A Trezor disse que o incidente da Brevo não comprometeu suas carteiras de hardware, backups de carteira ou outros sistemas internos. Clientes que não inseriram seu backup de carteira no aplicativo malicioso permaneceram seguros, de acordo com a empresa.
A campanha segue várias outras tentativas de phishing envolvendo o fabricante de carteiras de hardware. Em agosto, um usuário da Trezor disse que perdeu suas economias de uma vida depois que um resultado de pesquisa patrocinado no Google o direcionou para um site falso hospedado pelo Google Sites.
A Trezor disse na época que estava vendo mais sites de phishing se passando pela empresa por meio de resultados de pesquisa patrocinados e alertou os clientes para nunca inserirem backups de carteira em sites.
No início de 2026, os golpistas levaram as tentativas de impersonação para fora do ambiente online, enviando cartas falsas da Trezor e da Ledger aos proprietários de carteiras de hardware. As cartas continham códigos QR que levavam a sites de phishing que solicitavam frases de recuperação de 12, 20 ou 24 palavras sob o pretexto de concluir a autenticação ou verificações de transações.
Contas da BitBox e da CoinTracking usadas em onda de phishing
A BitBox identificou uma campanha semelhante na quarta-feira e alertou os usuários para não seguirem as instruções contidas em e-mails fraudulentos enviados em seu nome.
O ataque ocorreu semanas depois de a BitBox corrigir duas vulnerabilidades da carteira envolvendo a instalação de firmware e o tratamento de endereços Bitcoin. A BitBox disse que não houve exploração conhecida de nenhuma das falhas e não relatou fundos de usuários roubados.
Os clientes da CoinTracking receberam uma isca de phishing diferente, elaborada em torno das funções de acompanhamento de portfólio e declaração de impostos do serviço.
O e-mail fraudulento trazia a linha de assunto “Data Breach Notice: Please refresh API Keys as soon as possible”, de acordo com a CoinTracking.

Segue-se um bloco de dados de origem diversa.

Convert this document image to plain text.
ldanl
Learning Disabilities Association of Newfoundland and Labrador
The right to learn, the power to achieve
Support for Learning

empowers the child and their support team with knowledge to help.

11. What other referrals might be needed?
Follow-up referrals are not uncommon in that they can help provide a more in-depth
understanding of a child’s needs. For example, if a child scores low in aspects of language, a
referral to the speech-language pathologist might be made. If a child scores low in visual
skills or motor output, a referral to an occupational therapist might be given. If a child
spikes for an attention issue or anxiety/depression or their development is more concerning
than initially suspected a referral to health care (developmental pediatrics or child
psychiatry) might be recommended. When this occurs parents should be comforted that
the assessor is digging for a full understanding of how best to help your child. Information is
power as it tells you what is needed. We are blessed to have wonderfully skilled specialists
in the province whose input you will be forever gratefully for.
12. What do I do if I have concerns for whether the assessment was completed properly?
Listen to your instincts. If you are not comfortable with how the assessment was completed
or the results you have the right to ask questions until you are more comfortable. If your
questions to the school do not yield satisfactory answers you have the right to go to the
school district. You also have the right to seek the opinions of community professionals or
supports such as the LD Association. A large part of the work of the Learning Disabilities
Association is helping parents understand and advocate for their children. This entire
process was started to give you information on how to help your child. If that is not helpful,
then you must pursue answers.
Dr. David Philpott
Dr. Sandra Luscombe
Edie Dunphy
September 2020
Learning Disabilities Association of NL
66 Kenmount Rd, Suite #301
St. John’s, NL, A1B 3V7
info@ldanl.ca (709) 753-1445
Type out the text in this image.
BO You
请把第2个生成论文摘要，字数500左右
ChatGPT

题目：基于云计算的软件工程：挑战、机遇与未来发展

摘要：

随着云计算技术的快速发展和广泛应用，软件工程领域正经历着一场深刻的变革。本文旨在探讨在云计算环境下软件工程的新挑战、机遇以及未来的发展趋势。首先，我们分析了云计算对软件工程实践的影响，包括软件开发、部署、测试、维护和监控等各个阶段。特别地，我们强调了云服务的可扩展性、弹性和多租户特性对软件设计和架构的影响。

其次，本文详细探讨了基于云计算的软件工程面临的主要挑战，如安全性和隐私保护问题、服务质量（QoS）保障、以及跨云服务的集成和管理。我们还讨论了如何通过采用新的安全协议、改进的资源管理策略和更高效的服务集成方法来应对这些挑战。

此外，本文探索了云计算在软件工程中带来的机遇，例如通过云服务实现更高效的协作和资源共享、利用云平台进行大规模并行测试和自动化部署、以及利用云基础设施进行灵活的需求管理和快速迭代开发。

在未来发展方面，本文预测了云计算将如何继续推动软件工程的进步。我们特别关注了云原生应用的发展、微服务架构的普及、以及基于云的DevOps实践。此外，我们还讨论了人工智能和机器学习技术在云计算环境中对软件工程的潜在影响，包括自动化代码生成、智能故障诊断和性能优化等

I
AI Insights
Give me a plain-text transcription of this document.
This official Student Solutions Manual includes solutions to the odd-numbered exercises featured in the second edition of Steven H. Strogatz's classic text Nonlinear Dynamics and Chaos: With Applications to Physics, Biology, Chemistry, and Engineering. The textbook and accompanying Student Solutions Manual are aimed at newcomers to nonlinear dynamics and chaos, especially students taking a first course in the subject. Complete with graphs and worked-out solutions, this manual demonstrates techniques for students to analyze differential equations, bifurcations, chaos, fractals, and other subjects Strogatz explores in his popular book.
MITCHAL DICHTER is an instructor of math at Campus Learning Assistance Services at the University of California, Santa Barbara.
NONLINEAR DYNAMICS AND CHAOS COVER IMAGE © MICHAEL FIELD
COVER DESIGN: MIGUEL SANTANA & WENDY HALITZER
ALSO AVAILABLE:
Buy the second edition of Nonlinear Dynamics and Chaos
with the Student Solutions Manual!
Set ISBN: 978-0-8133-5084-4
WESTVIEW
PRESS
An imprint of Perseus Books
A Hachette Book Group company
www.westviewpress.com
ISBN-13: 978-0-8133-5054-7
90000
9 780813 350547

A empresa alertou os clientes para não seguirem os links contidos na mensagem enquanto investigava o comprometimento de sua conta Brevo.
A Trezor já está tratando toda a sua lista de newsletter como potencialmente conhecida pelo atacante, embora a empresa tenha dito que não recebeu confirmação de que todos os 347.000 endereços foram exportados.
O fabricante de carteiras de hardware enfrentou este ano uma exposição separada de dados de clientes envolvendo o provedor de logística ShipMonk. A Trezor divulgou inicialmente em agosto que informações pertencentes a 13.689 clientes haviam sido expostas por meio do provedor de envio.
O escopo aumentou posteriormente depois que a Trezor soube que registros pertencentes a aproximadamente 67.000 clientes adicionais nos EUA permaneceram nos sistemas da ShipMonk. Os registros mais antigos abrangiam compras feitas entre novembro de 2019 e agosto de 2021 e incluíam nomes, endereços de e-mail, números de telefone, endereços de entrega e números de pedido.
A Trezor disse que seus próprios sistemas não foram comprometidos no incidente da ShipMonk e que nenhuma chave privada ou frase de recuperação foi exposta. A empresa havia recebido anteriormente garantias de que os registros de clientes mais antigos haviam sido excluídos antes de saber, em 2 de setembro, que eles permaneciam armazenados pelo provedor.